Increased spending is making strides in the hospitality industry’s recovery after COVID-19. Still, according to Professor Alan Bowen-James, executive dean of Le Cordon Bleu Australia, “businesses are crying out” for employees.
New figures from the Australian Bureau of Statistics (ABS) show that Australian consumer spending in food and hospitality will continue to rise monthly in 2022.
Alan says the increase in spending is welcome, but the industry is under pressure, with staff shortages and rising commodity costs.
“We are both excited and relieved that the industry is recovering and more people are getting out and enjoying life with others, especially in cafes and restaurants, but the industry is clamoring for staff,” said Alan, speaking to CityMag in Le Cordon Bleu’s Regency Park campus.
“It doesn’t matter who you talk to; they are understaffed and struggling to provide services.”
He says this shortfall is due to the absence of international students, who typically work in various roles in the hospitality industry.
A reported backlog of student visa processing in Australia in 2022 has meant that the return of international students has been a trickle since students returned in January.
“Often international students and other migrants work in the hospitality industry,” says Alan.
“These are students who might be doing anything from electrical engineering to aerospace but still have a role in the value chain because there are a lot of jobs that Australians are either not interested in or just have other opportunities.
“International students are an incredibly important part of the economy, forming an ecology of services from the low-skilled to the most highly-skilled chefs and managers.
“It could be an entry-level position, like a delivery boy, to the more advanced level of baristas, serving in restaurants and hotels.”
He says student workers help maintain a viable cost structure across the industry.
“Without them, it becomes unfeasible, and we could witness the collapse of many of these middle-class hospitality establishments. There is a big gap there, and many companies are struggling.”
To help the industry’s recovery, Alan wants the federal government to speed up student visa processing and make courses at schools like his more attractive to domestic students by lowering the tuition tax waived for international students.
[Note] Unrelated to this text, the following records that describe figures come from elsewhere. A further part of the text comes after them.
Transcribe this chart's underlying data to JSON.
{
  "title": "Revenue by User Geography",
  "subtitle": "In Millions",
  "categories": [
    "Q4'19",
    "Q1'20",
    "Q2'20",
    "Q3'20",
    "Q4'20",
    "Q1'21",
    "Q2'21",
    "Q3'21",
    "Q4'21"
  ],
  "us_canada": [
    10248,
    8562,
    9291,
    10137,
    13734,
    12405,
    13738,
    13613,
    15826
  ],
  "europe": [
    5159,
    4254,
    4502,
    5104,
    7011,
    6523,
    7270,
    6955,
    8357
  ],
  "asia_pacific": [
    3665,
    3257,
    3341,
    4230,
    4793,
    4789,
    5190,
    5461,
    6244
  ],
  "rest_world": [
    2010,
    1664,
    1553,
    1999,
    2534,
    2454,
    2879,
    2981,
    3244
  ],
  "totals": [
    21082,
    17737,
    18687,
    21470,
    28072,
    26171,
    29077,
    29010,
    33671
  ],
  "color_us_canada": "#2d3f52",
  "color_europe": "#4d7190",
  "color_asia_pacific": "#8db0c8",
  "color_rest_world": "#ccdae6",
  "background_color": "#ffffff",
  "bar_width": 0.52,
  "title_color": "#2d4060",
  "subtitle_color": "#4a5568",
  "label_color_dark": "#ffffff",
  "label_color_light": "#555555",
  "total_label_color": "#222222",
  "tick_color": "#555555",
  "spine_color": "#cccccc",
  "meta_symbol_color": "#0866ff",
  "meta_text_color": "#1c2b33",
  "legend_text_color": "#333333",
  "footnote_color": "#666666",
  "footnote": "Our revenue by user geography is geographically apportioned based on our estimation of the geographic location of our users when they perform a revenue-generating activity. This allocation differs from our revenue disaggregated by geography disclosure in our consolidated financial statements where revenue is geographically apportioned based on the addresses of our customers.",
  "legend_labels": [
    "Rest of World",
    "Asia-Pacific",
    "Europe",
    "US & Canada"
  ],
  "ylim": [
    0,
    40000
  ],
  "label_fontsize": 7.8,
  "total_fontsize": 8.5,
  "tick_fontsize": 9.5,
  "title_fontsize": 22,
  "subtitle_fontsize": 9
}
International students comprised about 90 percent of Le Cordon Bleu’s student cohort pre-pandemic. The training organization saw its “fantastic” student numbers in 2019 evaporate in 2020 and 2021.
Alan says that in 2022 some students were admitted to Le Cordon Bleu courses but had to postpone because they were waiting for visas.
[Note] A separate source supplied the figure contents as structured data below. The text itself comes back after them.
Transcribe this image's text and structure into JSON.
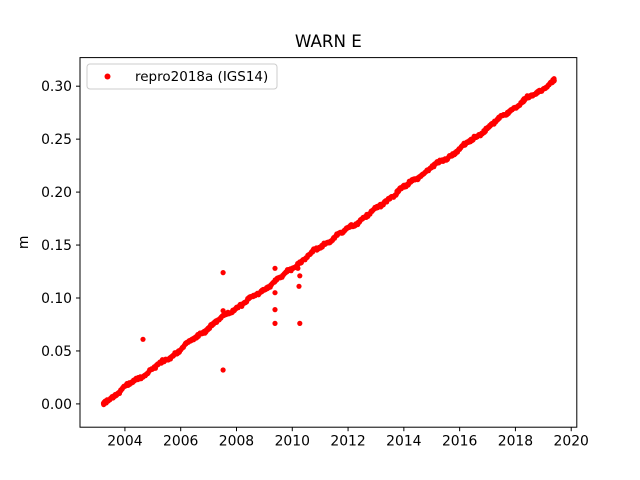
{
  "figure": {
    "background": "#ffffff",
    "frame_color": "#000000",
    "text_color": "#000000"
  },
  "chart_data": {
    "type": "scatter",
    "title": "WARN E",
    "xlabel": "",
    "ylabel": "m",
    "legend": {
      "label": "repro2018a (IGS14)",
      "position": "upper left",
      "marker": "red-dot",
      "border_color": "#cccccc",
      "background": "rgba(255,255,255,0.8)"
    },
    "series_color": "#ff0000",
    "axes": {
      "xlim": [
        2002.39,
        2020.2
      ],
      "ylim": [
        -0.022,
        0.327
      ],
      "x_ticks": [
        2004,
        2006,
        2008,
        2010,
        2012,
        2014,
        2016,
        2018,
        2020
      ],
      "y_ticks": [
        0.0,
        0.05,
        0.1,
        0.15,
        0.2,
        0.25,
        0.3
      ],
      "grid": false
    },
    "trend": {
      "description": "dense weekly position time series, linear drift",
      "t_start": 2003.23,
      "t_end": 2019.4,
      "v_start": 0.0,
      "v_end": 0.306,
      "slope_m_per_yr": 0.0189,
      "points_per_year": 52,
      "scatter_sigma_m": 0.0016
    },
    "outliers": [
      {
        "t": 2004.65,
        "v": 0.061
      },
      {
        "t": 2007.52,
        "v": 0.124
      },
      {
        "t": 2007.52,
        "v": 0.088
      },
      {
        "t": 2007.52,
        "v": 0.032
      },
      {
        "t": 2009.38,
        "v": 0.128
      },
      {
        "t": 2009.38,
        "v": 0.105
      },
      {
        "t": 2009.38,
        "v": 0.089
      },
      {
        "t": 2009.38,
        "v": 0.076
      },
      {
        "t": 2010.2,
        "v": 0.128
      },
      {
        "t": 2010.27,
        "v": 0.121
      },
      {
        "t": 2010.24,
        "v": 0.111
      },
      {
        "t": 2010.27,
        "v": 0.076
      }
    ]
  }
}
“The backlog in processing student visas and the tax on domestic students are huge barriers to getting things going,” he says.
“The visas are a blockage, and it stops the flow.”
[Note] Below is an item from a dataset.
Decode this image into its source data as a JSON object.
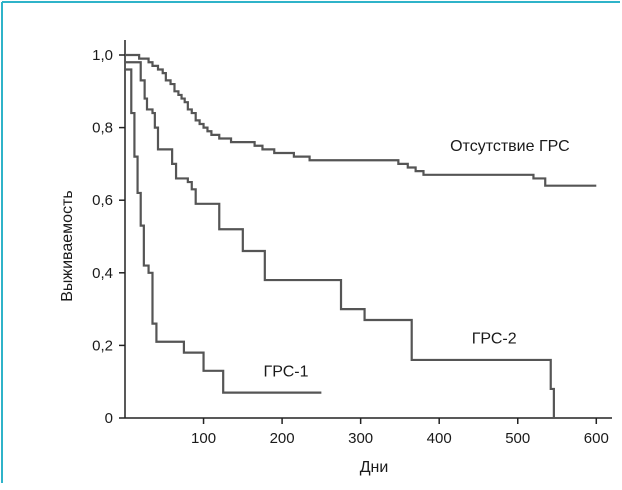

The good news is that there is plenty of work for anyone looking to pursue a career in the hospitality industry. Alan is also optimistic about the future of the sector, despite inflation.
“Hospitality is booming and will continue to grow; inflation won’t stop that,” he says.
“It means that people are moving away from other, more expensive activities such as traveling, renovations, or a new car, and now spend that money on hospitality.
“The situation is not all negative, and if we were to remove some of these barriers for international students, the industry here could recover much faster and grow significantly.”